Study on a Novel Strategy for High-Quality Grinding Surface Based on the Coefficient of Friction

Abstract

Surface quality has a significant impact on the service life of machine parts. Grinding is often the last process to ensure surface quality and accuracy of material formation. In this study, a high-quality surface was developed by determining the coefficient of friction in grinding a quartz fiber-reinforced silica ceramic composite. By processing the physical signals in the grinding process, a multi-objective function was established by considering grinding parameters, i.e., surface roughness, coefficient of friction, active energy consumption, and effective grinding time.

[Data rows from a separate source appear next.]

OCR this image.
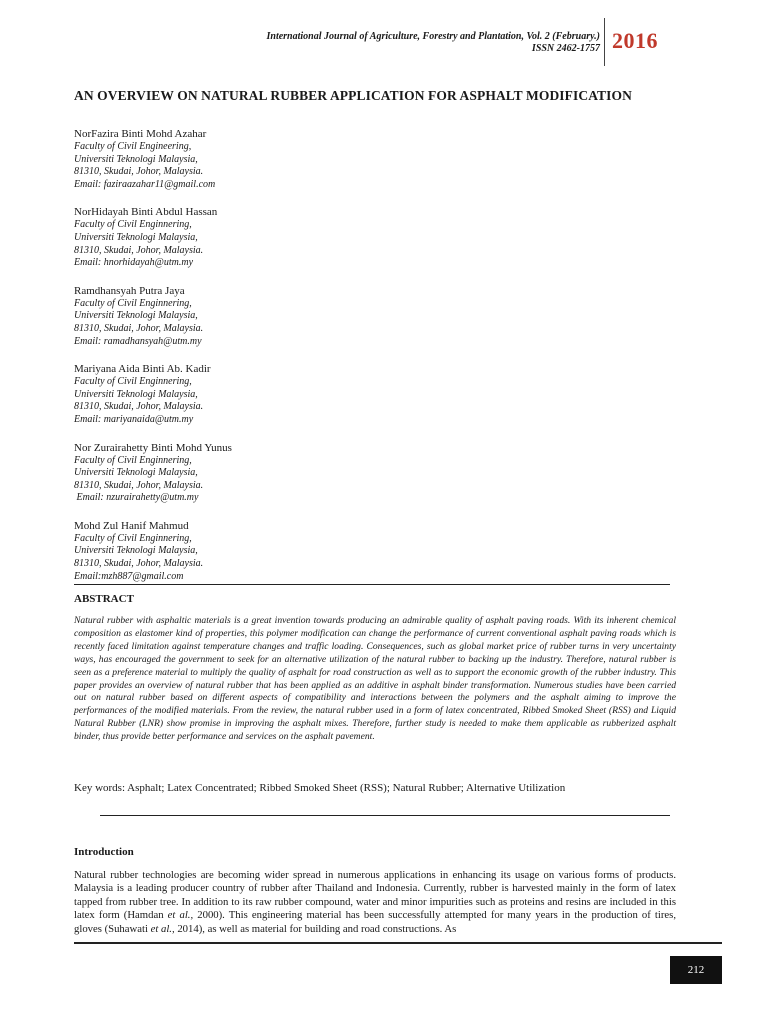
International Journal of Agriculture, Forestry and Plantation, Vol. 2 (February.)
ISSN 2462-1757 2016
AN OVERVIEW ON NATURAL RUBBER APPLICATION FOR ASPHALT MODIFICATION
NorFazira Binti Mohd Azahar
Faculty of Civil Engineering,
Universiti Teknologi Malaysia,
81310, Skudai, Johor, Malaysia.
Email: faziraazahar11@gmail.com
NorHidayah Binti Abdul Hassan
Faculty of Civil Enginnering,
Universiti Teknologi Malaysia,
81310, Skudai, Johor, Malaysia.
Email: hnorhidayah@utm.my
Ramdhansyah Putra Jaya
Faculty of Civil Enginnering,
Universiti Teknologi Malaysia,
81310, Skudai, Johor, Malaysia.
Email: ramadhansyah@utm.my
Mariyana Aida Binti Ab. Kadir
Faculty of Civil Enginnering,
Universiti Teknologi Malaysia,
81310, Skudai, Johor, Malaysia.
Email: mariyanaida@utm.my
Nor Zurairahetty Binti Mohd Yunus
Faculty of Civil Enginnering,
Universiti Teknologi Malaysia,
81310, Skudai, Johor, Malaysia.
Email: nzurairahetty@utm.my
Mohd Zul Hanif Mahmud
Faculty of Civil Enginnering,
Universiti Teknologi Malaysia,
81310, Skudai, Johor, Malaysia.
Email:mzh887@gmail.com
ABSTRACT
Natural rubber with asphaltic materials is a great invention towards producing an admirable quality of asphalt paving roads. With its inherent chemical composition as elastomer kind of properties, this polymer modification can change the performance of current conventional asphalt paving roads which is recently faced limitation against temperature changes and traffic loading. Consequences, such as global market price of rubber turns in very uncertainty ways, has encouraged the government to seek for an alternative utilization of the natural rubber to backing up the industry. Therefore, natural rubber is seen as a preference material to multiply the quality of asphalt for road construction as well as to support the economic growth of the rubber industry. This paper provides an overview of natural rubber that has been applied as an additive in asphalt binder transformation. Numerous studies have been carried out on natural rubber based on different aspects of compatibility and interactions between the polymers and the asphalt aiming to improve the performances of the modified materials. From the review, the natural rubber used in a form of latex concentrated, Ribbed Smoked Sheet (RSS) and Liquid Natural Rubber (LNR) show promise in improving the asphalt mixes. Therefore, further study is needed to make them applicable as rubberized asphalt binder, thus provide better performance and services on the asphalt pavement.
Key words: Asphalt; Latex Concentrated; Ribbed Smoked Sheet (RSS); Natural Rubber; Alternative Utilization
Introduction
Natural rubber technologies are becoming wider spread in numerous applications in enhancing its usage on various forms of products. Malaysia is a leading producer country of rubber after Thailand and Indonesia. Currently, rubber is harvested mainly in the form of latex tapped from rubber tree. In addition to its raw rubber compound, water and minor impurities such as proteins and resins are included in this latex form (Hamdan et al., 2000). This engineering material has been successfully attempted for many years in the production of tires, gloves (Suhawati et al., 2014), as well as material for building and road constructions. As
212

The weight vector coefficients of the sub-objective functions were optimized through a multi-objective evolutionary algorithm based on the decomposition (MOEA/D) algorithm. The genetic algorithm was used to optimize the process parameters of the multi-objective function, and the optimal range for the coefficient of friction was determined to be 0.197~0.216. The experimental results indicated that when the coefficient of friction tends to 0.197, the distribution distance of the microscopic data points on the surface profile is small and the distribution uniformity is good. When the coefficient of friction tends to 0.216, the surface profile shows a good periodic characteristic. The quality of a grinding surface depends on the uniformity and periodicity of the surface’s topography. The coefficient of friction explained the typical physical characteristics of high-quality grinding surfaces. The multi-objective optimization function was even more important for the subsequent high-quality machining of mechanical parts to provide guidance and reference significance.